The fight to save historic Lowell began as a grassroots effort. One of the activist leaders of the effort was Patrick Mogan, then Assistant Superintendent of the Lowell Public Schools, who pushed for creative alternatives to urban renewal.
In 1966, Mogan and a group of civic leaders obtained funding through President Johnson’s Model Cities program. Their project combined preservation and education in the historic Acre neighborhood. Mogan led the education part of the project. They scaled up their plans to encompass more of the city. Mogan and his allies referred to their ideas as the “City as a Classroom,” and the area as an “Urban Cultural Park.”
In 1970 the U.S. Department of the Interior announced plans to create fourteen new parks near urban areas. This seemed like a perfect opportunity for Mogan’s vision to be realized. Initially, National Park Service officials did not believe enough sound historic structures survived in Lowell to warrant National Park status. In 1974 Paul Tsongas won a seat in Congress and was determined to keep up the fight. In 1975 Congress established the “Lowell Historic Canal District Commission” to investigate the viability of a historical park in Lowell.
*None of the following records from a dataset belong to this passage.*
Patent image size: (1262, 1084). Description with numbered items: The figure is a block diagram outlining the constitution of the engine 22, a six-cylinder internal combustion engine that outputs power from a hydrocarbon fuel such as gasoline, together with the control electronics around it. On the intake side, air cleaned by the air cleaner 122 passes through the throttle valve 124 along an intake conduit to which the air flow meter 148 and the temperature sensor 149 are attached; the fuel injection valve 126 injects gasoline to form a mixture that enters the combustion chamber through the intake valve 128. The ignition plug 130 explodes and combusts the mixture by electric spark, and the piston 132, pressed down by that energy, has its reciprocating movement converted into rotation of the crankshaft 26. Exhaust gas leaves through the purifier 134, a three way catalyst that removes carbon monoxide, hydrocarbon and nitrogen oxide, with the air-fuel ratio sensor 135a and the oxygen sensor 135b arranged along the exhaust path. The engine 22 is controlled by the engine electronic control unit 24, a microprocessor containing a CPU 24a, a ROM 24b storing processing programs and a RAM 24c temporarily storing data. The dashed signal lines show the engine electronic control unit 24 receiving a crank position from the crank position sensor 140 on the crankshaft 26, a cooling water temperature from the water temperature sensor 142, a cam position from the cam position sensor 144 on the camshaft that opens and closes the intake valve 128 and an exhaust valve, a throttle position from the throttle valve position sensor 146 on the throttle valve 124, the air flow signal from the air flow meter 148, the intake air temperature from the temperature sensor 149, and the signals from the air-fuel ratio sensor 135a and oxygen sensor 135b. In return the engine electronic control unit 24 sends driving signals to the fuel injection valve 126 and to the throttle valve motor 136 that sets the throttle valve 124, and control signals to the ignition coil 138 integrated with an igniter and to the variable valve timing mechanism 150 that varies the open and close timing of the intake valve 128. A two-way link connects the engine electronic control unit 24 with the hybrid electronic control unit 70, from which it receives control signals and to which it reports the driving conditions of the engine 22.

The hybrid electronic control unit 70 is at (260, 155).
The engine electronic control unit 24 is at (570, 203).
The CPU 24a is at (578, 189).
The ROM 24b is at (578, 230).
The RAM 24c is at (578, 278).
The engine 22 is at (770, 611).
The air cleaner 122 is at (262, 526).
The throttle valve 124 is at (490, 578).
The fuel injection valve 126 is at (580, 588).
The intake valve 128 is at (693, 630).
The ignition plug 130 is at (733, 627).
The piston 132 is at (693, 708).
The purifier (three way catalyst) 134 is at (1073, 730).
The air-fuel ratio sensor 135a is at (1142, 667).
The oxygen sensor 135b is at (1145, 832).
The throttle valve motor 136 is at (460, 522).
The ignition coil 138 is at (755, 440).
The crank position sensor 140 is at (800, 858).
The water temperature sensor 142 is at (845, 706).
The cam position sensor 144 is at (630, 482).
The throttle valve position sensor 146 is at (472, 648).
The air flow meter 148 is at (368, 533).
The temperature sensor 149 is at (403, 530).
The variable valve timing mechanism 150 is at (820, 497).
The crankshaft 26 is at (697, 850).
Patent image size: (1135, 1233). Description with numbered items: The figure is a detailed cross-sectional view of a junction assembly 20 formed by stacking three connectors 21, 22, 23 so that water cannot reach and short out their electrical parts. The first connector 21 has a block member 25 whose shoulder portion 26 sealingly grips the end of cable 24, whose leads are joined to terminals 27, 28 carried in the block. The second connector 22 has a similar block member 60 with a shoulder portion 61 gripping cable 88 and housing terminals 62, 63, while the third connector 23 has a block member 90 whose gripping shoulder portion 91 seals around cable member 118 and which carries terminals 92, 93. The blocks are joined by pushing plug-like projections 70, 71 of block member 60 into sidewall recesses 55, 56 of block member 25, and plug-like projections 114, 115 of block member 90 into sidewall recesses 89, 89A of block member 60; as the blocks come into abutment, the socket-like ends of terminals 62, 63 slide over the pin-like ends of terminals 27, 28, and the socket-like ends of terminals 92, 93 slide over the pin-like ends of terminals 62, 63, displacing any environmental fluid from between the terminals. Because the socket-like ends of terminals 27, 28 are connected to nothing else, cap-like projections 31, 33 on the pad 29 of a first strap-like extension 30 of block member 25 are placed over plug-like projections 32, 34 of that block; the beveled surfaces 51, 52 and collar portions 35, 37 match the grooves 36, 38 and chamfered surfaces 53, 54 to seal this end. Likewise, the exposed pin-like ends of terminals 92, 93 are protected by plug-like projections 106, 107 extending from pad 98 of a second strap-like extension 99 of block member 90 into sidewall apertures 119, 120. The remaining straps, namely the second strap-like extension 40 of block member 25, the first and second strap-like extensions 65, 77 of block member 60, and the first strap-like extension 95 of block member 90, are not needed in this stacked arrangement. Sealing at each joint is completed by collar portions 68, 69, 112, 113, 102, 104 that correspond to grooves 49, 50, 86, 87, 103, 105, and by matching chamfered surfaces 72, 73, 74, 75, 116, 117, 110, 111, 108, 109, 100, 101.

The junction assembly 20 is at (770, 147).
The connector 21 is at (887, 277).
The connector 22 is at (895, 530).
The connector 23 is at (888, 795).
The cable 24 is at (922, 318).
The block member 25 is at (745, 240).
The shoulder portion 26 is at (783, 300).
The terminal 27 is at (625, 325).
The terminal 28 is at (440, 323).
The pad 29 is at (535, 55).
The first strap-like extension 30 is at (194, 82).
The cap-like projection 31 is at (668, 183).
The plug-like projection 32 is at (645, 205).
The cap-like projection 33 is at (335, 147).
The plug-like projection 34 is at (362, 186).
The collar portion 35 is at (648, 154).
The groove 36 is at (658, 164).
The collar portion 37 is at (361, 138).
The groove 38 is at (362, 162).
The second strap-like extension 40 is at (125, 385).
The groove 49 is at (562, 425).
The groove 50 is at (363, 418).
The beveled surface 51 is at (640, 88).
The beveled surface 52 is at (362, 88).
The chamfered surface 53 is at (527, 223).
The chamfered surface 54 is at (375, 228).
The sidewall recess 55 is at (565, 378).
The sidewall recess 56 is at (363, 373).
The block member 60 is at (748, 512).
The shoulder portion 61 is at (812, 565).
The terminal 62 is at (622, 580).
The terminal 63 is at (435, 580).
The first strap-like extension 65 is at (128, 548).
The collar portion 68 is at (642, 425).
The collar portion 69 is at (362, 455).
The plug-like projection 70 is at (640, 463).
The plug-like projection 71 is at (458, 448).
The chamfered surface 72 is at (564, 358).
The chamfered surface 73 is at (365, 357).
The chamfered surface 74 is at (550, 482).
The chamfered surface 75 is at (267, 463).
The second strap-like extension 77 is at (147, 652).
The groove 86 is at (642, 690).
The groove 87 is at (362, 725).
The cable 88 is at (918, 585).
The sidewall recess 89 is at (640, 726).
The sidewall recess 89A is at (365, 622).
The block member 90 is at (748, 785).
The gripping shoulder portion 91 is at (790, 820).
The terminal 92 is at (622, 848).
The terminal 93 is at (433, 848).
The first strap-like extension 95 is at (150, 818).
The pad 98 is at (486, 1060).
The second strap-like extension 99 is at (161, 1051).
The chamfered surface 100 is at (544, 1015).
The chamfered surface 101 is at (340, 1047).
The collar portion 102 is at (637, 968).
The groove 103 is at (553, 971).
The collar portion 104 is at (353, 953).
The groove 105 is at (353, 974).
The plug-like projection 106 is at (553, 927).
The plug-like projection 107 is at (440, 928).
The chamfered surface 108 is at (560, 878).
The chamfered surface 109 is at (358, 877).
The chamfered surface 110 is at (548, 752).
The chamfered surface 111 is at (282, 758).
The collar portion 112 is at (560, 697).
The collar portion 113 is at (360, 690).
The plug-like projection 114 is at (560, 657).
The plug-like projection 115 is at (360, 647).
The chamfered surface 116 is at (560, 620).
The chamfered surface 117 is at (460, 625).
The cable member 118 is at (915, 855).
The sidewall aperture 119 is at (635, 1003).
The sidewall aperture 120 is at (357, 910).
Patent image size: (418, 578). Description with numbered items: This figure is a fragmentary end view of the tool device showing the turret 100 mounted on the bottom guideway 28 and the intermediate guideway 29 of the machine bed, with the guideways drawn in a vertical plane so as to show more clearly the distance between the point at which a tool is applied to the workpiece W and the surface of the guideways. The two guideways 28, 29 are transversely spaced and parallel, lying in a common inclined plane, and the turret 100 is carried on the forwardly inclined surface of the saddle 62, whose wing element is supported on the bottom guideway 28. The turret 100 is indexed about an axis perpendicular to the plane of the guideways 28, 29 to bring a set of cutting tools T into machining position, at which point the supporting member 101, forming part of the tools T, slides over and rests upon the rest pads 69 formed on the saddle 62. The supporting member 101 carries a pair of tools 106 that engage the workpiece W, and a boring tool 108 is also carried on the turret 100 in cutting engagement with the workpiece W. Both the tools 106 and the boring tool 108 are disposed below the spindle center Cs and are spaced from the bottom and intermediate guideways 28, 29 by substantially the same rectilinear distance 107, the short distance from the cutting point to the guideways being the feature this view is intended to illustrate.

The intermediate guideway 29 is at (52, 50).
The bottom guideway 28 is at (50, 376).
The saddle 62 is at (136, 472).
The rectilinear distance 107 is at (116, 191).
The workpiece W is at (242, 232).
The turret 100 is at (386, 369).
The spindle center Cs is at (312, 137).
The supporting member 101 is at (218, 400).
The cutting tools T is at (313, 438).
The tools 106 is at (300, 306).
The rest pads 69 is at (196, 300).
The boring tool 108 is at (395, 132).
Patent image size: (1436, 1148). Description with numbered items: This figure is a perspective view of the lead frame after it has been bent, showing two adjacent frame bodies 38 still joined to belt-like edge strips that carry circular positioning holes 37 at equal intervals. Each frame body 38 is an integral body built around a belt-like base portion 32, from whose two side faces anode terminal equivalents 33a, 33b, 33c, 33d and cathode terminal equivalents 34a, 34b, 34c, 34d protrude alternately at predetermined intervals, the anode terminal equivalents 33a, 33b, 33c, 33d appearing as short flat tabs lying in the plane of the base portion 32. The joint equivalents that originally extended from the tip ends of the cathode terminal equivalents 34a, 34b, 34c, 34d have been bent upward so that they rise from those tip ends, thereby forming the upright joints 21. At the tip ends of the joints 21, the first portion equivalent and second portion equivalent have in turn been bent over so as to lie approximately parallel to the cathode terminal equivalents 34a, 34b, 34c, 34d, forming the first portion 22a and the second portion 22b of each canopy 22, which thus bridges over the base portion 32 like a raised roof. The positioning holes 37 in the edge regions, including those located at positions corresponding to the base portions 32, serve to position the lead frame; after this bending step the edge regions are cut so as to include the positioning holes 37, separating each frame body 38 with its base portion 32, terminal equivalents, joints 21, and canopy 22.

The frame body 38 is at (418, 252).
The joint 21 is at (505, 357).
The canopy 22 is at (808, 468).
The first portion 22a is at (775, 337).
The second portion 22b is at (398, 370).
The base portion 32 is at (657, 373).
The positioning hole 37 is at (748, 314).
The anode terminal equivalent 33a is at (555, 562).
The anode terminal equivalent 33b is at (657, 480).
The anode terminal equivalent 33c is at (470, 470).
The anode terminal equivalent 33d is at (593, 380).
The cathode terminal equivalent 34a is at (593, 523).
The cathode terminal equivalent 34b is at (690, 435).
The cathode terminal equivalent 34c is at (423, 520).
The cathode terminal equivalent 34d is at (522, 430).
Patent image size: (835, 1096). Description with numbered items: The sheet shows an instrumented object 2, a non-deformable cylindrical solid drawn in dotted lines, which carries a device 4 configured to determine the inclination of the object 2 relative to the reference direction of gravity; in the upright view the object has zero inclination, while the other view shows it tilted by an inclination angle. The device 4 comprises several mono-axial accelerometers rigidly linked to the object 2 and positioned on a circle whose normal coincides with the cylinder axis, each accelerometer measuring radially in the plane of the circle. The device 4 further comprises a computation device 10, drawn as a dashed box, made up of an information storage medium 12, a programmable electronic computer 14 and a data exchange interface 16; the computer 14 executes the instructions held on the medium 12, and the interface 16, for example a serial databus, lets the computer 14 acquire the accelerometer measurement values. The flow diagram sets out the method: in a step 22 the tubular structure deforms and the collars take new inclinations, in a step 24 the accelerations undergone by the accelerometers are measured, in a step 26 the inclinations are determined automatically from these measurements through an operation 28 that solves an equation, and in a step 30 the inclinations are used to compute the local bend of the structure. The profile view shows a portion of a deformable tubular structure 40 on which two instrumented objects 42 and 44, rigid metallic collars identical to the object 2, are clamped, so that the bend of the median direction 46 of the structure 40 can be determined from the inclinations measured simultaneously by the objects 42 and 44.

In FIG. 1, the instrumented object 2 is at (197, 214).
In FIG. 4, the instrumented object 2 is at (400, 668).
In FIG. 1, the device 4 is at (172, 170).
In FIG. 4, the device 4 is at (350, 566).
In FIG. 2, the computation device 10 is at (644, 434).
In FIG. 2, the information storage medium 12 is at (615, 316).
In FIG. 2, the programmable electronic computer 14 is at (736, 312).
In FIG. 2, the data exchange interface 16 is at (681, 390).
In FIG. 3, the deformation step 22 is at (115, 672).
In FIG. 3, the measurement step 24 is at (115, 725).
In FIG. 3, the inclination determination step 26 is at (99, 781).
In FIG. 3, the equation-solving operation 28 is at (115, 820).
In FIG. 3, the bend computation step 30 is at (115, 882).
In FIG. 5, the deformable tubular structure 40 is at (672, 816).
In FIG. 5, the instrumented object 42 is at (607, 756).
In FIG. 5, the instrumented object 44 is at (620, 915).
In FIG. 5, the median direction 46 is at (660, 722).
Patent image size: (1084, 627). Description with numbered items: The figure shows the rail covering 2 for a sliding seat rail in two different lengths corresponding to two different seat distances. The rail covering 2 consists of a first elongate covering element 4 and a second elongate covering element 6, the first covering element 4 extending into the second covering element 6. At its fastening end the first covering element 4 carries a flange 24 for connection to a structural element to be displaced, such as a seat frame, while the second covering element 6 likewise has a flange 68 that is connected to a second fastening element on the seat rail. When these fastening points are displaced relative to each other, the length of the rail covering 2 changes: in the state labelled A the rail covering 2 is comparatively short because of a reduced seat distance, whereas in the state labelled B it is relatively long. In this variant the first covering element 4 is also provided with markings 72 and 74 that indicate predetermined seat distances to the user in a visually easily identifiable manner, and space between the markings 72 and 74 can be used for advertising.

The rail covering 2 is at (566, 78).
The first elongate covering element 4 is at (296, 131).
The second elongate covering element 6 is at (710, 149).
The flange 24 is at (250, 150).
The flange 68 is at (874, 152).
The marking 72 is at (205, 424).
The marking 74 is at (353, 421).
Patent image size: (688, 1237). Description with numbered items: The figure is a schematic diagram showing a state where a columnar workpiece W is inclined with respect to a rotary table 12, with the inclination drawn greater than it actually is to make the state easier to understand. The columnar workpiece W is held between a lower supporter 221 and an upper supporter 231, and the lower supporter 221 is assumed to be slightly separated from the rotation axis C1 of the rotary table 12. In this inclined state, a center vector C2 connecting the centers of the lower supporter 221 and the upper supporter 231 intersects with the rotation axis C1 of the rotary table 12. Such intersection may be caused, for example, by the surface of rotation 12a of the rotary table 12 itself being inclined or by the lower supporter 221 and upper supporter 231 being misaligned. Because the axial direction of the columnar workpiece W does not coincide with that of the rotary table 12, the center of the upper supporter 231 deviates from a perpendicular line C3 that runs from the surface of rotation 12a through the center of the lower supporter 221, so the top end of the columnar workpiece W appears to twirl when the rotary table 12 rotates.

With the 1978 legislation introduced by Paul Tsongas, Congress created a new park to be managed by the National Park Service. Based on the report of the Historic Canal District Commission, the bill also established the Lowell Historic Preservation Commission to supervise a downtown “Preservation District” for a finite period of time. The Commission continued until 1995. The park now sits in the heart of the Preservation District.
With the establishment of the park and the commission, Lowell’s activists and civic leaders had achieved their immediate goal and began the long process of turning their vision into a reality.